Come autonomisti prendiamo atto delle richieste dei balneari e dichiariamo che:

– molte delle richieste dei balneari ci paiono serie, motivate e chi le porta avanti con disponibilità al dialogo è in armonia con la nostra mentalità, che valuta ogni problema innanzitutto con approccio pratico e reale volontà di soluzione;

– i privilegi non ci piacciono, ma occorre una maggiore gradualità nello smantellarli;

– se si va incontro agli attuali gestori di attività, questi devono a loro volta concedere qualcosa, in termini di vantaggi per il territorio, per i loro lavoratori, per i cittadini, per i turisti;

– in alcune zone della Toscana la conduzione familiare ed il rapporto degli abitanti con gli stabilimenti balneari è diretto e dura da oltre un secolo; fa parte quindi di un tessuto sociale e tradizionale che consideriamo tipico toscano, a cui vogliamo dare ascolto e rispetto; non vogliamo che le conduzioni familiari siano soppiantate da grandi appalti aziendali;

– nel rinnovo delle concessioni, è necessario distinguere tra imprese virtuose e non.

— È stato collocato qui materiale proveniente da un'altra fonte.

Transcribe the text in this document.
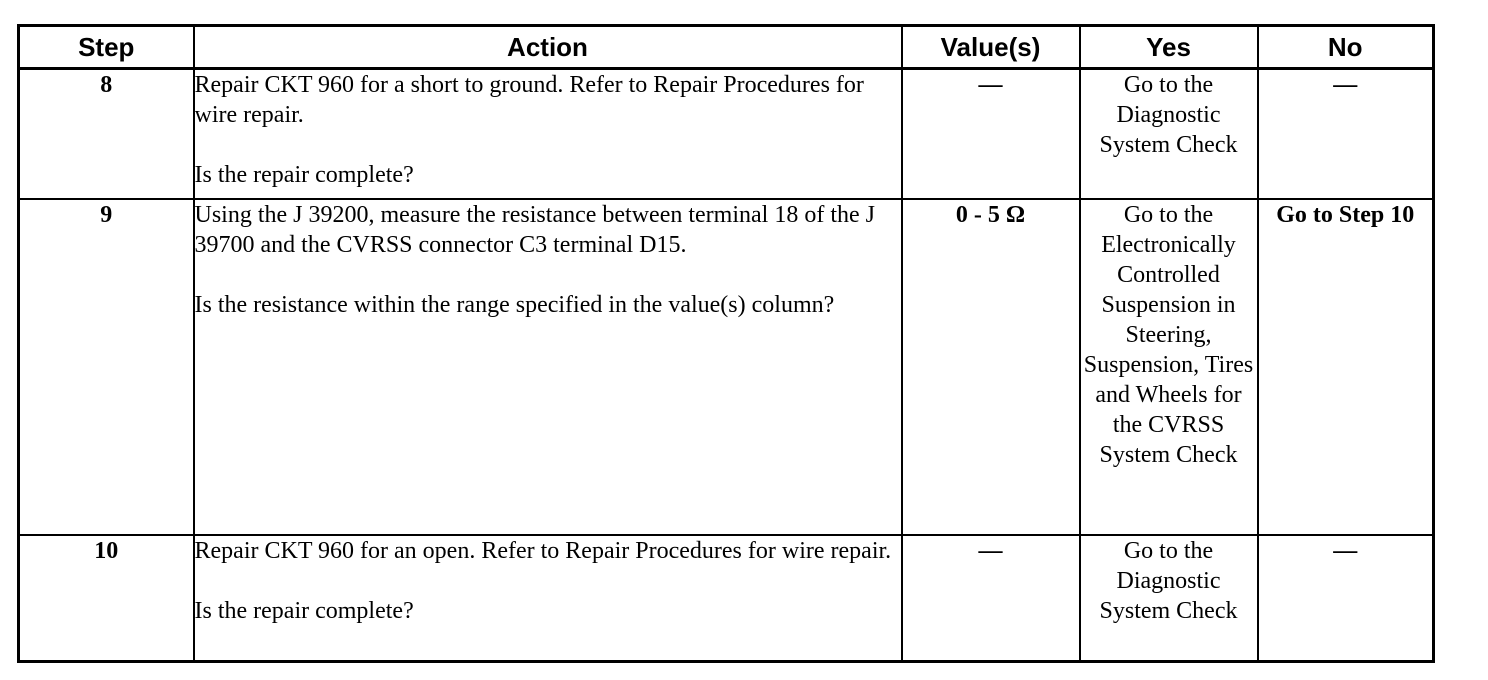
Step	Action	Value(s)	Yes	No
8	Repair CKT 960 for a short to ground. Refer to Repair Procedures for wire repair.

Is the repair complete?	—	Go to the Diagnostic System Check	—
9	Using the J 39200, measure the resistance between terminal 18 of the J 39700 and the CVRSS connector C3 terminal D15.

Is the resistance within the range specified in the value(s) column?	0 - 5 Ω	Go to the Electronically Controlled Suspension in Steering, Suspension, Tires and Wheels for the CVRSS System Check	Go to Step 10
10	Repair CKT 960 for an open. Refer to Repair Procedures for wire repair.

Is the repair complete?	—	Go to the Diagnostic System Check	—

In particolare, restano principi generali inderogabili:
- la tutela del territorio e dell’ambiente
- la salute e il benessere delle persone, specie anziani, disabili, minori
- l’equo trattamento contrattuale ed economico dei lavoratori locali stagionali

Non possiamo non rilevare, per quanto riguarda questo ultimo aspetto, un sensibile peggioramento – maturato negli ultimi anni – delle condizioni di lavoro e delle loro retribuzioni, che non appare collegato con l’andamento dei ricavi dei gestori.

Su queste basi e con i nostri principi, ci sentiamo di appoggiare le rivendicazioni del Comitato No Bolkestein, nel settore dei balneari, ma anche a tutela dei piccoli ambulanti e di altre realtà di imprenditoria personale e familiare.

Vogliamo che ci siano  senso pratico nell’approccio ai problemi, buonsenso nel dialogare, compromessi ragionevoli per tutti e nell’interesse della Toscana, del suo ambiente, delle sue tradizioni, di tutti i suoi abitanti e visitatori.